La cuarta edición de la Feira sustentable de A Estrada se inauguró ayer con una jornada técnica promovida por la sociedad Monte Cabalar y centrada en la producción de carne de potro. Tanto Monte Cabalar como el colectivo Sabucedo Puxa participan en un estudio sobre la producción de este tipo de carne. El proyecto pretende conocer las condiciones óptimas de producción y de sacrificio de los animales para obtener un producto con mayores salidas en el mercado. Para ello, tanto Monte Cabalar como Sabucedo Puxa acogieron en sus montes el año pasado 24 potros que se criaron en condiciones de libertad total. Este año, otros 48 animales se están criando en las mismas condiciones en el municipio estradense. El objetivo final es comparar la carne de estos animales con la de otros criados en una finca experimental controlada, también al aire libre pero en una explotación ganadera semiextensiva, con seguimiento de la alimentación y más manejo por parte de los ganaderos.
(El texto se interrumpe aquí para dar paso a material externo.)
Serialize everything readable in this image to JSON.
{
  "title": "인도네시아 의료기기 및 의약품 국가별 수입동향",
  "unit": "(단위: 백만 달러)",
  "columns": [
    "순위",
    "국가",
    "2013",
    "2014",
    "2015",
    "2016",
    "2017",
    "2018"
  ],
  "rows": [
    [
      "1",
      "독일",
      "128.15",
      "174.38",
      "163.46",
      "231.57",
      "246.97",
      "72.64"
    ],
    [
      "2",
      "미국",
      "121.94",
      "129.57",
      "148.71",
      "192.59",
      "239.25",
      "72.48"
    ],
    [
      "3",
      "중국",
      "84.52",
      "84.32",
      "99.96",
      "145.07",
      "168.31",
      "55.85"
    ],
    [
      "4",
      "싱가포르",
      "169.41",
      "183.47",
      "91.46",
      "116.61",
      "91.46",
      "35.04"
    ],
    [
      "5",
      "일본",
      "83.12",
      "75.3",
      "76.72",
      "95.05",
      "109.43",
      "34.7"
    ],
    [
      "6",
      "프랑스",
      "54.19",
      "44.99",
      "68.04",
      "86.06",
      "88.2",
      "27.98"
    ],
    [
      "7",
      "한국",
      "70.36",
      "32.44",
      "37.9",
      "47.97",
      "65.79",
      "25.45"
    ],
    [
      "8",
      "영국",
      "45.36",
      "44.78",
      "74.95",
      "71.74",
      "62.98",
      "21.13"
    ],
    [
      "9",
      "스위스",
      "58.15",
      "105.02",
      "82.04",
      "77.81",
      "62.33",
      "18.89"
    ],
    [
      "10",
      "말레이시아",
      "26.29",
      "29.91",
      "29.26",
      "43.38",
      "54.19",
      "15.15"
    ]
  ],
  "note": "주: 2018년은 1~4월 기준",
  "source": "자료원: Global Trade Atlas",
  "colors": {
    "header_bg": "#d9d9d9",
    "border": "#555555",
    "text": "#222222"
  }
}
El estudio, iniciado en el 2007, se prolongará hasta finales de este año. Será entonces cuando podrán extraerse las conclusiones definitivas. No obstante, la primera parte del experimento ya arroja algunos datos reveladores.
Según explicó el especialista del Centro tecnolóxico da carne Manuel Franco, los animales criados en la explotación controlada lograron mayores cotas de grasa que los del monte, lo que resulta más conveniente de cara a la comercialización, ya que su carne será más blanda. Manuel Franco explicó que, en todo caso, la carne de potro es siempre muy magra, con un índice de grasa de entre el 0,3 y el 0,2%. Por ello, parece recomendable que los potros que se críen al aire libre «sexan rematados con concentrados» para evitar una carencia de grasa excesiva. Además, los animales criados en el monte poseen, como sucede con el vacuno, una carne un poco más oscura, menos atractiva a la vista para el consumidor. Esta es otra circunstancia a favor del remate de la alimentación de los animales encebaderos, con los que se consigue dar más luminosidad a la carne.
En el estudio se comparó además la carne de los animales sacrificados a los nueve meses con la de los llevados al matadero con un año. No se detectaron diferencias ni en la composición de la carne ni en el color ni en la dureza. Tampoco hubo diferencias entre la carne de los machos y la de las hembras.
Según Manuel Franco, la carne de potro es muy nutritiva y tiene dos ventajas añadidas respecto a la de vacuno: su bajo contenido en grasa y su alto contenido en hierro, lo que le dá su característico color rojizo y sabor más dulce.
En España, sin embargo, por prejuicios culturales, solo se consumen 150 gramos de carne de potro por persona al año. La que se produce en Galicia se vende sobre todo a Cataluña, Valencia e Italia.